Mit Kurs-Gewinnverhältnissen von 18,8 und 17,8 und mit einer Dividendenrendite von 2,7 scheint die BAA-Aktie inzwischen recht teuer geworden zu sein. Aber aufgrund der Marktstellung der Preissetzungsmacht dürfte das längerfristig kein Problem sein. Und wenn, dann für die Geldpolitiker. Denn sie dürften sich bei so teueren Übernahmen in so kritischen Bereichen auf steigende Preise, also auf inflationäre Tendenzen, einstellen müssen. Für Anleger gilt: Infrastrukturunternehmen mit hohem Free-Float können als Übernahmekandidaten gelten.
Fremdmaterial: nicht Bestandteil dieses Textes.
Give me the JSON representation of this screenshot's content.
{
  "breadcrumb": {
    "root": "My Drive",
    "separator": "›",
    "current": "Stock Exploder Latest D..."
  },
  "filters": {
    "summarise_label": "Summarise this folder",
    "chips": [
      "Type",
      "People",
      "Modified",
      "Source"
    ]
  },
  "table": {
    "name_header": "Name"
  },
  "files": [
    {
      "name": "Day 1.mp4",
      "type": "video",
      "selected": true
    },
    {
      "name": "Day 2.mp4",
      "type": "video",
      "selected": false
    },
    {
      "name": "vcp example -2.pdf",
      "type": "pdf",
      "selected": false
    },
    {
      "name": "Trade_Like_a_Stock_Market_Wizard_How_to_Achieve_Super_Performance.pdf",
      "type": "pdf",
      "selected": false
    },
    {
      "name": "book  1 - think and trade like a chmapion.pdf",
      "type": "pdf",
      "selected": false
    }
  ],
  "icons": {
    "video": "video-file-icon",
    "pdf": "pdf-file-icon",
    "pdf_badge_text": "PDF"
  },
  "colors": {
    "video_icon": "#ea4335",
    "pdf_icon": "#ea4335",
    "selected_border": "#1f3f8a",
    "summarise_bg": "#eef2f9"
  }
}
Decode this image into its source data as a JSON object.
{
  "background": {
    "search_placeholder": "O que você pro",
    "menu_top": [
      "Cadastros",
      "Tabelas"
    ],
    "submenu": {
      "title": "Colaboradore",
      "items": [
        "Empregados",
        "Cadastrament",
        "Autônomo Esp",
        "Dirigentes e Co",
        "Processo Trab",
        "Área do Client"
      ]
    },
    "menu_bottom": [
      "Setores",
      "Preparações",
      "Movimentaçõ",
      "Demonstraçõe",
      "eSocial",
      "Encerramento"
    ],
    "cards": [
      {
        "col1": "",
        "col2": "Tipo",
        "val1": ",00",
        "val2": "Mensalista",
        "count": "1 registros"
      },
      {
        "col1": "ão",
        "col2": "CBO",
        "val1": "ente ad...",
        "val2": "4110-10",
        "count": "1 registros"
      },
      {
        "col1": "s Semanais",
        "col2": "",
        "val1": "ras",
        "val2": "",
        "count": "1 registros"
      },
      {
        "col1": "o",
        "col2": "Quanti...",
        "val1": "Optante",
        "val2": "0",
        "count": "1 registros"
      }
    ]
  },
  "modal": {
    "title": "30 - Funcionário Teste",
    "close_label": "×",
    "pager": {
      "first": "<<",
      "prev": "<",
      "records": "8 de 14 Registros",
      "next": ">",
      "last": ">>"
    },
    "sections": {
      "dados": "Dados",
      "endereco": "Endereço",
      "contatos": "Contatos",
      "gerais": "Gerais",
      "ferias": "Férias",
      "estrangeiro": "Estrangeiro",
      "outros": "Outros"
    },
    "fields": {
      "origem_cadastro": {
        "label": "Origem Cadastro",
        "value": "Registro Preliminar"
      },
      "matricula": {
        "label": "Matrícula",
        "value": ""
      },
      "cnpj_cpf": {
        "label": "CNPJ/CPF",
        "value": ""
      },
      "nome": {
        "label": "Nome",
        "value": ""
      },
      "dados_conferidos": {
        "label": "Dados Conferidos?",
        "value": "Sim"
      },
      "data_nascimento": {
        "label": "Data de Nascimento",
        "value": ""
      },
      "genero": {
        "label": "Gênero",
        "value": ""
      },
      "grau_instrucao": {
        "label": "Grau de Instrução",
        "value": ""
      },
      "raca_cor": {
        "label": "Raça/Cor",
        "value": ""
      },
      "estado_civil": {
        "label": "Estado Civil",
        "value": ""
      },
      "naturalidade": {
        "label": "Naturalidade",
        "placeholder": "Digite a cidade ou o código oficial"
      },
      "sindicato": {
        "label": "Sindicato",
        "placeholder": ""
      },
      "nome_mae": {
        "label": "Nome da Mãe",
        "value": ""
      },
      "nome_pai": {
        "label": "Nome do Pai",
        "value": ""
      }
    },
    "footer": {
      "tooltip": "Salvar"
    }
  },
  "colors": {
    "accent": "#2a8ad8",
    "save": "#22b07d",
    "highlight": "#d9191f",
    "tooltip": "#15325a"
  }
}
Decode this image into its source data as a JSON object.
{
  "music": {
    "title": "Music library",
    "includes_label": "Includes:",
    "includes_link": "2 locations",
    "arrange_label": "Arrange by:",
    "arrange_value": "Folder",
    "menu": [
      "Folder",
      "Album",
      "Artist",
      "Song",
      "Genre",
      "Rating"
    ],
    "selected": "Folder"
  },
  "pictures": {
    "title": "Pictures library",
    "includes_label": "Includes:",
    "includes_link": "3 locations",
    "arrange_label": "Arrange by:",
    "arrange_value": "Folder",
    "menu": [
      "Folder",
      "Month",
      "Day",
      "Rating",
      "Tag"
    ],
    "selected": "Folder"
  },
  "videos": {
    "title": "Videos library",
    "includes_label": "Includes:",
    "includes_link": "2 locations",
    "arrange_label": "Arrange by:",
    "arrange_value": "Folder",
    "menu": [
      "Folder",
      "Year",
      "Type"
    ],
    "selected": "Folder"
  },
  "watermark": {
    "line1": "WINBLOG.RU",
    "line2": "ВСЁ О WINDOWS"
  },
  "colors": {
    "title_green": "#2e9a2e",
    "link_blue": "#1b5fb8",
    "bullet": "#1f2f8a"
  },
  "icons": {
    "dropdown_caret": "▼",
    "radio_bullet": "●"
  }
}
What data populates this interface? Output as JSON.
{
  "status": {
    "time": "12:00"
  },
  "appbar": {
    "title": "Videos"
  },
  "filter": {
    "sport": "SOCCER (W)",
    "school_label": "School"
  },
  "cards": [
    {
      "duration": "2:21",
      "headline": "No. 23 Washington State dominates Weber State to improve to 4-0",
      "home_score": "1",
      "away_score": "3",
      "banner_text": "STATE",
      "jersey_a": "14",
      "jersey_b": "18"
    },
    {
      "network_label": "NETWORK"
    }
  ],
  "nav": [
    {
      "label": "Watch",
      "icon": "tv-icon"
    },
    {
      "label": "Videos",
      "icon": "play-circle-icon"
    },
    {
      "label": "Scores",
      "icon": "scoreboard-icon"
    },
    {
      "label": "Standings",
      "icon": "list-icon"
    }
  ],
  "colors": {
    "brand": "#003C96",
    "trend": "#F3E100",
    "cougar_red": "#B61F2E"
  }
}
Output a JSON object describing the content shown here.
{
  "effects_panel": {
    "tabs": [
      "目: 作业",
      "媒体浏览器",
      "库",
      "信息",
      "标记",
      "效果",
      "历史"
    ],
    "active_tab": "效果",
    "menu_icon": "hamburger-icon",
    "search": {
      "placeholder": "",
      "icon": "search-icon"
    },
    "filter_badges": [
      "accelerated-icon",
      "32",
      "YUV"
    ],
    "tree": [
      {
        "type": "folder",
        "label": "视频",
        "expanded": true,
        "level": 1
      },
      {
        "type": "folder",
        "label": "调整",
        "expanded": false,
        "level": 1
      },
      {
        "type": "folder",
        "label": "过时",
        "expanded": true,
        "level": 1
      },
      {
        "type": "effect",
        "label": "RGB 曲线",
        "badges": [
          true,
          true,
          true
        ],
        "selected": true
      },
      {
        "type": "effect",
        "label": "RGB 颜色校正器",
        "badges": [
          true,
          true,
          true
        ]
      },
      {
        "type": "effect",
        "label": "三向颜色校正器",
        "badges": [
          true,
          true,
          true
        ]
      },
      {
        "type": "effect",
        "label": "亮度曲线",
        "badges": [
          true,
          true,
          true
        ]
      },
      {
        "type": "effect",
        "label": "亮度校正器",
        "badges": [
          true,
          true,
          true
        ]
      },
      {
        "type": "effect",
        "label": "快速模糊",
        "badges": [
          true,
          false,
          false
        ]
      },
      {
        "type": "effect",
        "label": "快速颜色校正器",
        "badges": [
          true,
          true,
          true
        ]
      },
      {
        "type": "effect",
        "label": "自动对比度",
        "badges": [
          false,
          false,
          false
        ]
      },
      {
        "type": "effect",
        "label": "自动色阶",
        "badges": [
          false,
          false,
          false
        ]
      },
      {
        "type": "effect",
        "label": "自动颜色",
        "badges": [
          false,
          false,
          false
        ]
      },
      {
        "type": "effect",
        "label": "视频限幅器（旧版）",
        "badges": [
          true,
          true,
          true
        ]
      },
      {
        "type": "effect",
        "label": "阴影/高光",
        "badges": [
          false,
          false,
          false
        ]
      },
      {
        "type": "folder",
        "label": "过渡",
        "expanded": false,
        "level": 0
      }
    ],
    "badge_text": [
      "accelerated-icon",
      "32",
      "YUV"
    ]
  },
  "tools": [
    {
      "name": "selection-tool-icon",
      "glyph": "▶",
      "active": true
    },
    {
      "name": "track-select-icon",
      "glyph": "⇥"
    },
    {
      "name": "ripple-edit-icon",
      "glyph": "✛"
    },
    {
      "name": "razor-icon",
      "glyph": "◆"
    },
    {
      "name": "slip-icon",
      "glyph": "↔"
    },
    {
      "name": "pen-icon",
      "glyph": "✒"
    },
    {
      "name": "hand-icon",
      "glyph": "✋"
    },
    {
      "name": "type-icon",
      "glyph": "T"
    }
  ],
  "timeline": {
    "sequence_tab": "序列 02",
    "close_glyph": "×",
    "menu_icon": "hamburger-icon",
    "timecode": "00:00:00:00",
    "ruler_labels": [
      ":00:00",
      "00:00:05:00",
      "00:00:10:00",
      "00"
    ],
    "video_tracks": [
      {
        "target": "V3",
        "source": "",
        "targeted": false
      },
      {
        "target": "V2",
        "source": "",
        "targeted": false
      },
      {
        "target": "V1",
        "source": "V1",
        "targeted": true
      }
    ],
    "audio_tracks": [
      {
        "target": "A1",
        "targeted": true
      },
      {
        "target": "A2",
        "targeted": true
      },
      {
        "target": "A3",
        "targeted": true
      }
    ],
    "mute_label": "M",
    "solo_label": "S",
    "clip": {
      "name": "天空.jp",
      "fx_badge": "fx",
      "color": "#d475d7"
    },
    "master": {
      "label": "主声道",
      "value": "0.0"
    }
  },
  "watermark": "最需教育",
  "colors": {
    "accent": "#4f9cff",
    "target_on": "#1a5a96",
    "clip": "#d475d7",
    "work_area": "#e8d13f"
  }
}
Die Aktie der Grupo Ferrovial ist mit Kurs-Gewinnverhältnissen von 25 und 22,6 längst kein Schnäppchen mehr. Aber die Aktie legt am Mittwoch 5,45 Prozent auf 66,8 Euro zu.

Die in dem Beitrag geäußerte Einschätzung gibt die Meinung des Autors und nicht die der F.A.Z.-Redaktion wieder.